2 siehe hierzu folgende Broschüren: "ZSK - zur Arbeit der Zivilen Streifenkommandos in Göttingen”, "25.11. - Dokumente, Fakten, Analyse zur sog. "Deeskalation” der Polizei - FAP-Aufmarsch 9.12.'89”, "DOKU - Nazi-Aktivitäten und Polizeiverhalten in Südniedersachsen - Chronologie 1987-1990”, "Dokumentation Antifaschistischer Widerstand 1989” sowie "Autonomer Widerstand 1990/1991 - Region Südniedersachsen”

3 SpuDok-Skandal: 1982 flog das Projekt: >>Spuren- und Dokumentationssystem<< auf, das eingerichtet worden war, um umfangreiche Daten über politisch unliebsame Personen einzuspeichern. In diesem Zusammenahng existierte die politische Zivilpolizei unter dem Namen >>AuFKDO - Aufklärungs- und Festnahmekommando/Dokumentation<<, deren Festnehmpraktiken damals den Skandal auslösten.

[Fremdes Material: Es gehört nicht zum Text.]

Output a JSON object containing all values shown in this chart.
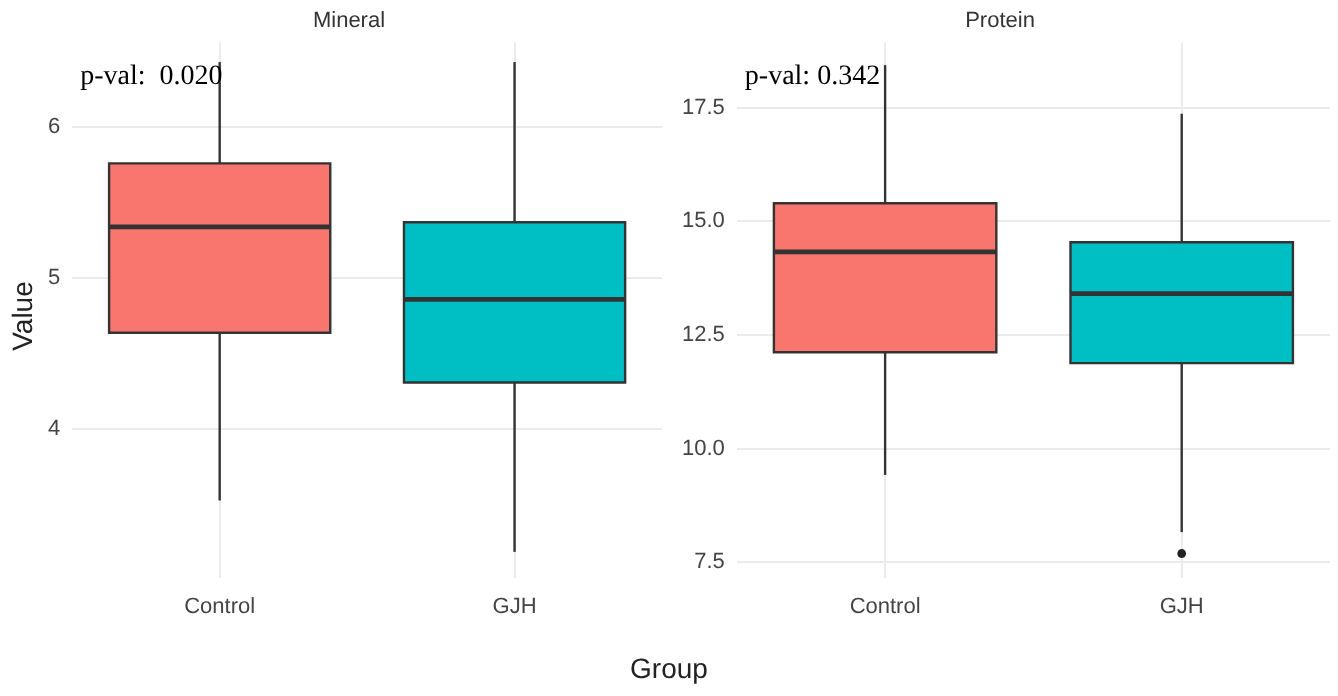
{
  "chart_data": [
    {
      "type": "box",
      "title": "Mineral",
      "xlabel": "Group",
      "ylabel": "Value",
      "categories": [
        "Control",
        "GJH"
      ],
      "colors": [
        "#f8766d",
        "#00bfc4"
      ],
      "boxes": [
        {
          "low": 3.53,
          "q1": 4.64,
          "median": 5.34,
          "q3": 5.76,
          "high": 6.43
        },
        {
          "low": 3.19,
          "q1": 4.31,
          "median": 4.86,
          "q3": 5.37,
          "high": 6.43
        }
      ],
      "ylim": [
        3.02,
        6.56
      ],
      "yticks": [
        4,
        5,
        6
      ],
      "grid": true,
      "annotations": [
        "p-val:  0.020"
      ]
    },
    {
      "type": "box",
      "title": "Protein",
      "categories": [
        "Control",
        "GJH"
      ],
      "colors": [
        "#f8766d",
        "#00bfc4"
      ],
      "boxes": [
        {
          "low": 9.42,
          "q1": 12.12,
          "median": 14.33,
          "q3": 15.4,
          "high": 18.44
        },
        {
          "low": 8.16,
          "q1": 11.88,
          "median": 13.41,
          "q3": 14.54,
          "high": 17.37,
          "outliers": [
            7.69
          ]
        }
      ],
      "ylim": [
        7.16,
        18.94
      ],
      "yticks": [
        {
          "value": 7.5,
          "label": "7.5"
        },
        {
          "value": 10,
          "label": "10.0"
        },
        {
          "value": 12.5,
          "label": "12.5"
        },
        {
          "value": 15,
          "label": "15.0"
        },
        {
          "value": 17.5,
          "label": "17.5"
        }
      ],
      "grid": true,
      "annotations": [
        "p-val: 0.342"
      ]
    }
  ]
}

4 von Stahl mußte im August 1993 zusammen mit dem damals amtierenden Inneminister Rudolf Seiters nach den innenpolitischen Skandalen der Schüsse von "Bad Kleinen” abdanken. Mit dem politischen Auftreten von Stahls im Jahre 1995 innerhalb der FDP wurde deutlich, daß es sich beim ehemaligen Generalbundesanwalt um eine stramm rechts stehende Person - mit Kontakten zur Neuen Rechten - handelt. Sein Auftreten drückte sich vor allem in nationalistischen und law-and-order Tönen sowie der offenen Sympathie für die Politik der FPÖ um Haider in Österreich aus.
Die zugespitzte Diskussion vor allem innerhalb der FDP um die law-and-order-Politik - im Zentrum der Streit um den "Großen Lauschangriff” - führte im Dezember 1995 dazu, daß die Justitzministerin Leutheuser-Schnarrenberger zurücktrat.